Industrial Relations Minister Kelly O’Dwyer has decided to intervene in a court case which will have significant implications for casual workers and their employers

The move centred around a Federal Court decision, WorkPac v Skene.

A previous court decision found that a worker, Paul Skene, who had been classified as a casual by the company was entitled to the payment of accrued annual leave and other entitlements, following the termination of his employment with WorkPac.

Mr Skene had been employed as a dump truck driver at a coal mining operation in Queensland. The case pivoted around what made a person a casual employee and whether Mr Skene was in fact a casual employee, as claimed by his employer, or a permanent employee.

The primary decision found that Mr Skene worked a regular roster and was due back pay of annual leave only in addition to the casual loading he had been paid during his employment, though it was found that WorkPac was entitled to call him a casual.

WorkPac filed another action, a test case regarding whether another employee was a casual or not, and it is regarding this case that Minister O’Dwyer has moved.

The Pharmacy Guild welcomed the move, saying the intervention will provide certainty that small business will not be potentially liable for back pay claims that it says would effectively result in them paying twice for annual leave and other entitlements.

“A recent Federal Court decision (WorkPac v Skene) has cast doubt on the future employment of casual employees (e.g. university students, school students, other casual staff) and exposed employers to what potentially could be large back pay claims,” the Guild’s executive director, David Quilty, said.
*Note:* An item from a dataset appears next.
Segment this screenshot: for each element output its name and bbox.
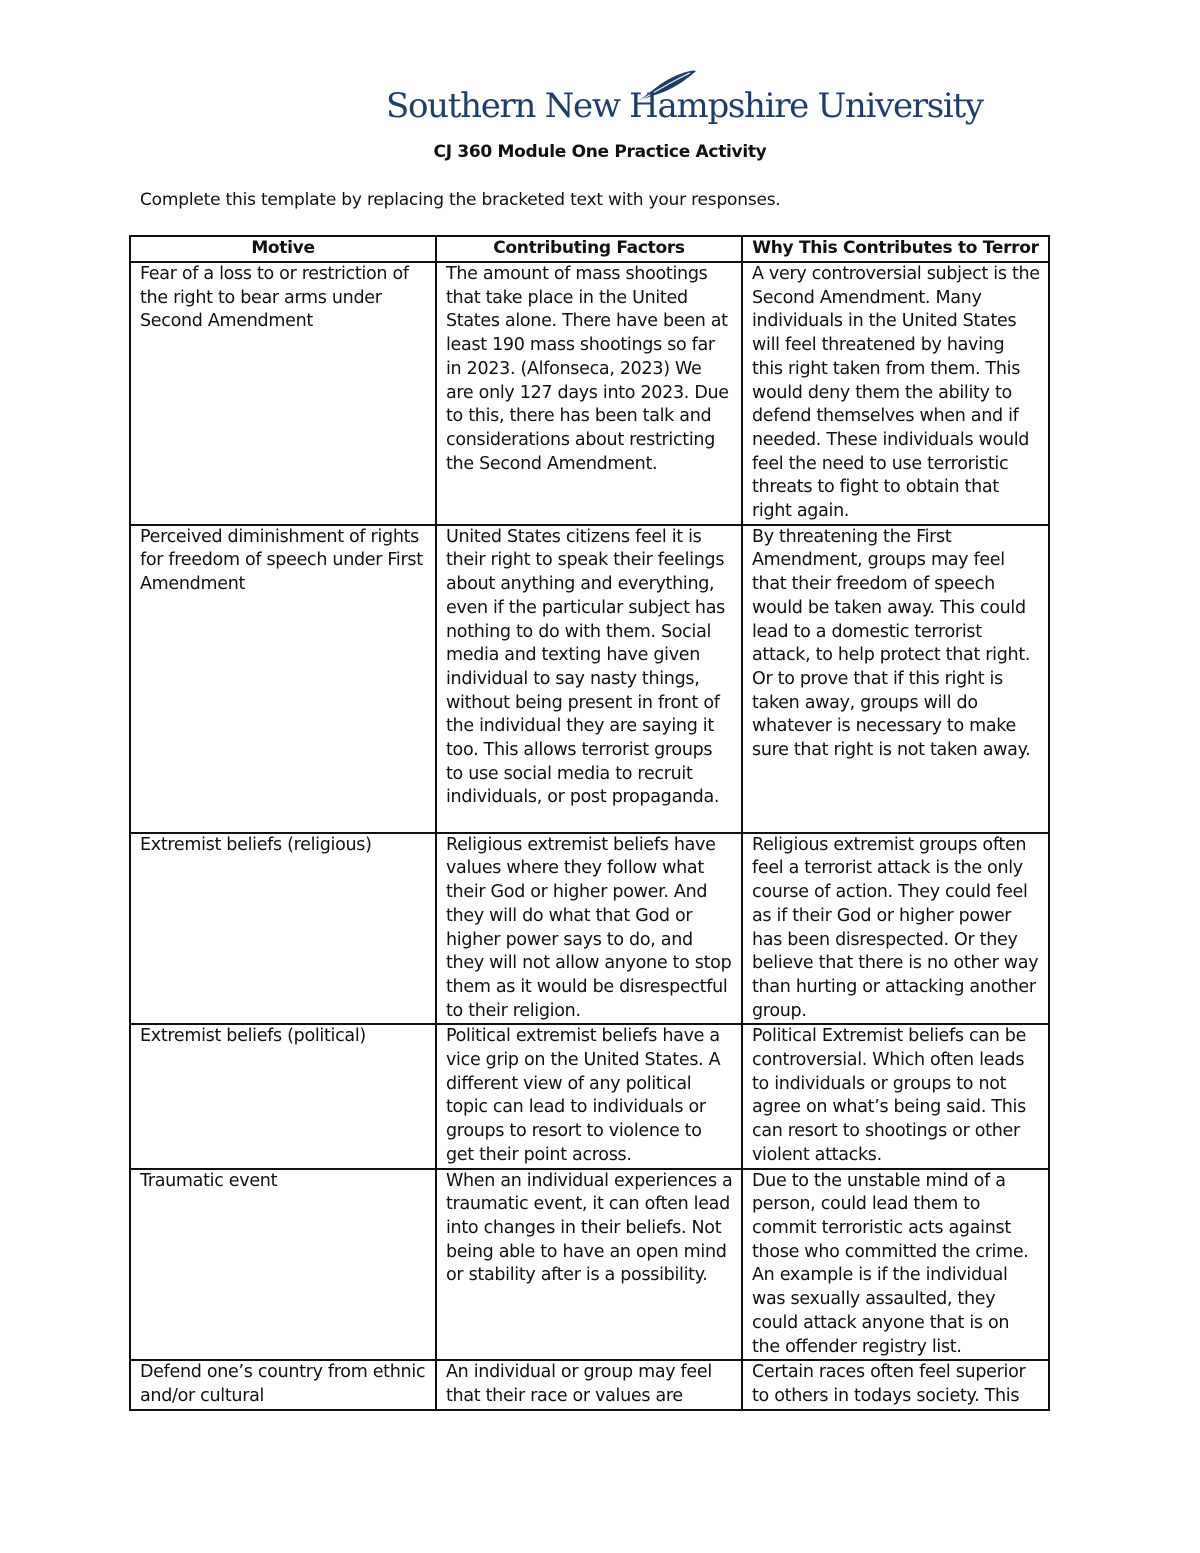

“Pharmacies and other small business owners who have employed casual employees in good faith could be susceptible to back pay claims, having already paid for leave once through a casual loading, and then potentially through possible claims after employees leave their jobs. 

“For many years, the Guild has actively encouraged and supported its community pharmacy employer members to ensure they are compliant with the Pharmacy Industry Award when it comes to the employment of casual employees.

“Small businesses like pharmacies already have to deal with and keep abreast of highly complex workplace relations rules and regulations, which can have the unintended consequence of discouraging employment and unnecessarily increasing the levels of business risk.

“This decision has muddied the water even further. We support the Federal Government’s intervention in this case to provide clarity and certainty for employers and for employees who wish to be employed as casuals.” Mr Quilty said.

Unions attacked the Government over the intervention.

“The intervention comes after questions were raised about collusion between the Morrison Government, WorkPac and private lobbying companies when leaked emails between lobbyists and parliamentarians appeared to show that the Morrison Government was directing lobbying efforts to pass legislation that would overturn the decision and erode the rights of working people,” the Australian Council of Trade Unions said in a statement today.

Its president, Michele O’Neil, said that the court has exposed that “big business has been cheating workers out of their entitlements”.

“There is a long history of case law about what makes a person a casual and it is very clear that people who have fixed and continuous work are entitled to accrued leave,” she said.

“Big businesses in the labour hire industry have been caught abusing the casual classification and they’re trying to escape paying working people the money they’re owed.

“Kelly O’Dwyer is helping them keep them myth of the ‘permanent casual’ alive and to strip workers of their rights.”